Now consider what time-sharing is going on in a typical situation in the ONLINE mode (Fig. 9). The Input Program is time-sharing the card-to-WRITE tape and the READ tape-to-PP operations. The Commentator is time-sharing the typing of operator messages. The Output Program is timesharing the writing of the output tape. The simultaneous print and punch routine is processing an output tape, previously written by the Output Program, as a totally independent, time-shared function. The PP is timesharing its computation with its I/O, to magnetic tapes and disk.

Fig 9

It should be noted that at its present stage of development, MCP cannot handle comprehensive multiprogramming. Only one PP, or user program, can be in the execution phase at any time. Except in the limited sense of preprocessing control cards, and processing output tapes on a simultaneous basis, there is no provision in MCP for time-sharing between users. This does not prevent programmers from dressing up a number of logically separate programs to look like one job, to time-share their activity between them. But there is no automatic mechanism to provide user time-sharing.
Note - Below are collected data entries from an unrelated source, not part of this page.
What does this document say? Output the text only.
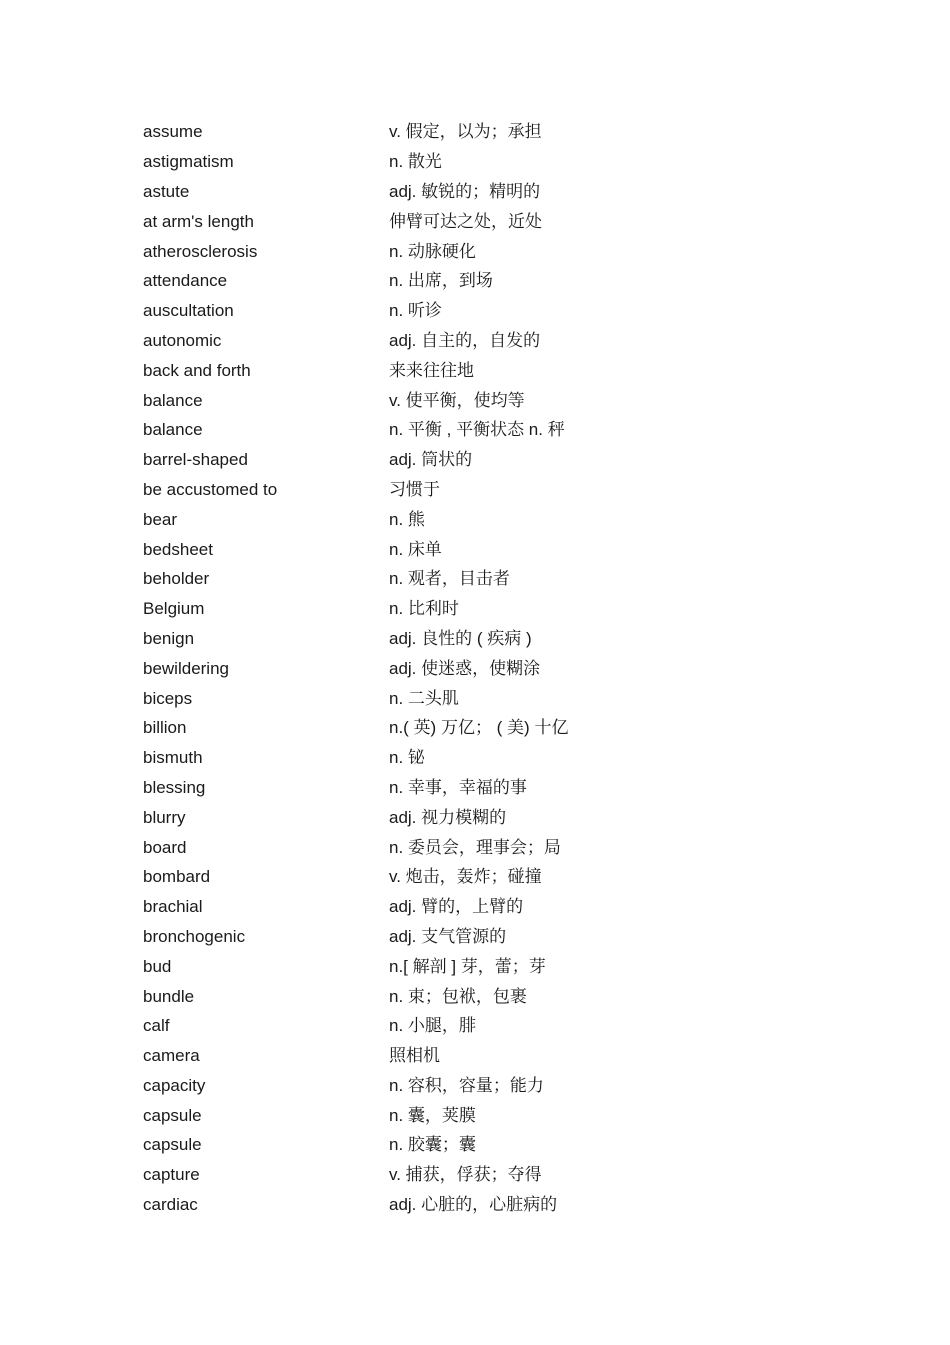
assume	v. 假定，以为；承担
astigmatism	n. 散光
astute	adj. 敏锐的；精明的
at arm's length	伸臂可达之处，近处
atherosclerosis	n. 动脉硬化
attendance	n. 出席，到场
auscultation	n. 听诊
autonomic	adj. 自主的，自发的
back and forth	来来往往地
balance	v. 使平衡，使均等
balance	n. 平衡 , 平衡状态 n. 秤
barrel-shaped	adj. 筒状的
be accustomed to	习惯于
bear	n. 熊
bedsheet	n. 床单
beholder	n. 观者，目击者
Belgium	n. 比利时
benign	adj. 良性的 ( 疾病 )
bewildering	adj. 使迷惑，使糊涂
biceps	n. 二头肌
billion	n.( 英) 万亿； ( 美) 十亿
bismuth	n. 铋
blessing	n. 幸事，幸福的事
blurry	adj. 视力模糊的
board	n. 委员会，理事会；局
bombard	v. 炮击，轰炸；碰撞
brachial	adj. 臂的，上臂的
bronchogenic	adj. 支气管源的
bud	n.[ 解剖 ] 芽，蕾；芽
bundle	n. 束；包袱，包裹
calf	n. 小腿，腓
camera	照相机
capacity	n. 容积，容量；能力
capsule	n. 囊，荚膜
capsule	n. 胶囊；囊
capture	v. 捕获，俘获；夺得
cardiac	adj. 心脏的，心脏病的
Perhaps three main lessons have so far been learnt through experience with MCP. In its present form it may seem to some of you a rather modest and unambitious supervisory program. Nevertheless, the complexities that can arise are such that the implementation of MCP proved a major undertaking, although rather less than was originally estimated for the project. This indicates that the sophisticated programming systems of the future will have to be very carefully planned in order to keep cost and effort down to reasonable proportions.
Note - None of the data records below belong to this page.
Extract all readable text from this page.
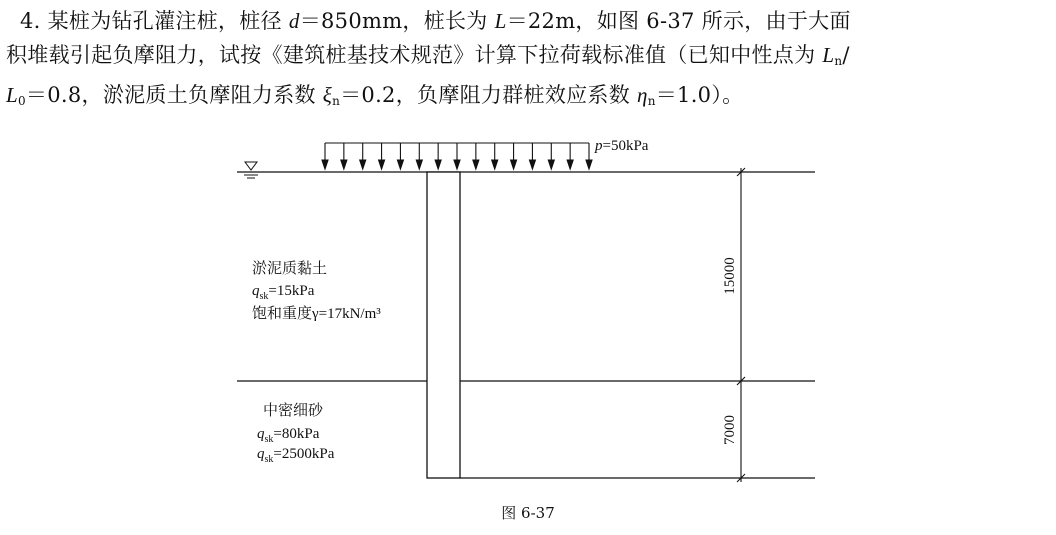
4. 某桩为钻孔灌注桩，桩径 d＝850mm，桩长为 L＝22m，如图 6-37 所示，由于大面

积堆载引起负摩阻力，试按《建筑桩基技术规范》计算下拉荷载标准值（已知中性点为 $L_n/$

$L_0=0.8$，淤泥质土负摩阻力系数 $\xi_n=0.2$，负摩阻力群桩效应系数 $\eta_n=1.0$）。

p=50kPa
15000
7000
淤泥质黏土
$q_{sk}=15kPa$
饱和重度γ=17kN/m³
中密细砂
$q_{sk}=80kPa$
$q_{sk}=2500kPa$
图 6-37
Again due to the variety of interrupt situations that can occur, MCP spends a non-trivial percentage of CPU time over its housekeeping activities, saving and restoring index registers through a number of buffers, table-management, and so on. This has been done to relieve the problem programmer of the burden of doing this housekeeping himself. Such generality is bound to result in needless work being done for quite a lot of the time. With the prospect of multi-level programming, these complications will be even more acute, and it will be necessary to consider very carefully how much should be done for the user, and how much left to the user's discretion.
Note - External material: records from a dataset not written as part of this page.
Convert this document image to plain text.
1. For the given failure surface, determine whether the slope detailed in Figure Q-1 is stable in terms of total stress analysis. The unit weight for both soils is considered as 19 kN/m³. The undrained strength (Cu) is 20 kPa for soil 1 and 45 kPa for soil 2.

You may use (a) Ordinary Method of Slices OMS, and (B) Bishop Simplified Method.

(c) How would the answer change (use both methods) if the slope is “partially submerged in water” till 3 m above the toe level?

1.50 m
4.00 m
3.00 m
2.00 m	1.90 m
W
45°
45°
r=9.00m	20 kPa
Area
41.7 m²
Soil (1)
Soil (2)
The third lesson we have learnt concerns the incidence of unrecoverable machine errors. In a system the size of STRETCH it can be shown on statistical grounds that at any time there is a certain number of components that have failed. For example, a given small number of transistors in a STRETCH system is probably unserviceable at any particular moment. Awareness of this problem led to the inclusion of extensive error checking and correction circuits in the STRETCH system, to reduce the number of unrecoverable errors and to eliminate, as far as possible, the occurrence of undiscovered errors. When operating under MCP, an unrecoverable error normally means that the system has to be re-initialized when the error has been investigated and corrected. It would be extremely risky to do otherwise, since parts of the machine may have been contaminated as a result of the error. In an overlapped mode, the operator then has quite a headache to sort out which jobs had been run and which were still waiting on the input tapes when the error occurred. This would normally take at least five minutes, and often more, to which must be added the time lost by the last job to be run, the time to initialize the system, perhaps a minute, and the time required to re-scan the jobs that had already been scanned. It is more than likely that all the tape, assignments will now be different, and operators will have a jolly few minutes unloading and reloading tape reels. The total time penalty may be as much as 15 minutes of CPU time. To keep wastage down to acceptable limits, say 5%, this requires a mean error-free period of about 4-5 hours. This is a very stiff target to meet, from an engineering point of view, although STRETCH systems are achieving it after the initial settling-down period following installation. With more elaborate supervisors in future, it will be necessary to design them so that a minimum of time is required to sort out the debris after a machine failure, and restart the system.

REFERENCE

1. W. BUCHHOLZ (Ed.) (1962). "Planning a Computer System". McGraw-Hill, New York.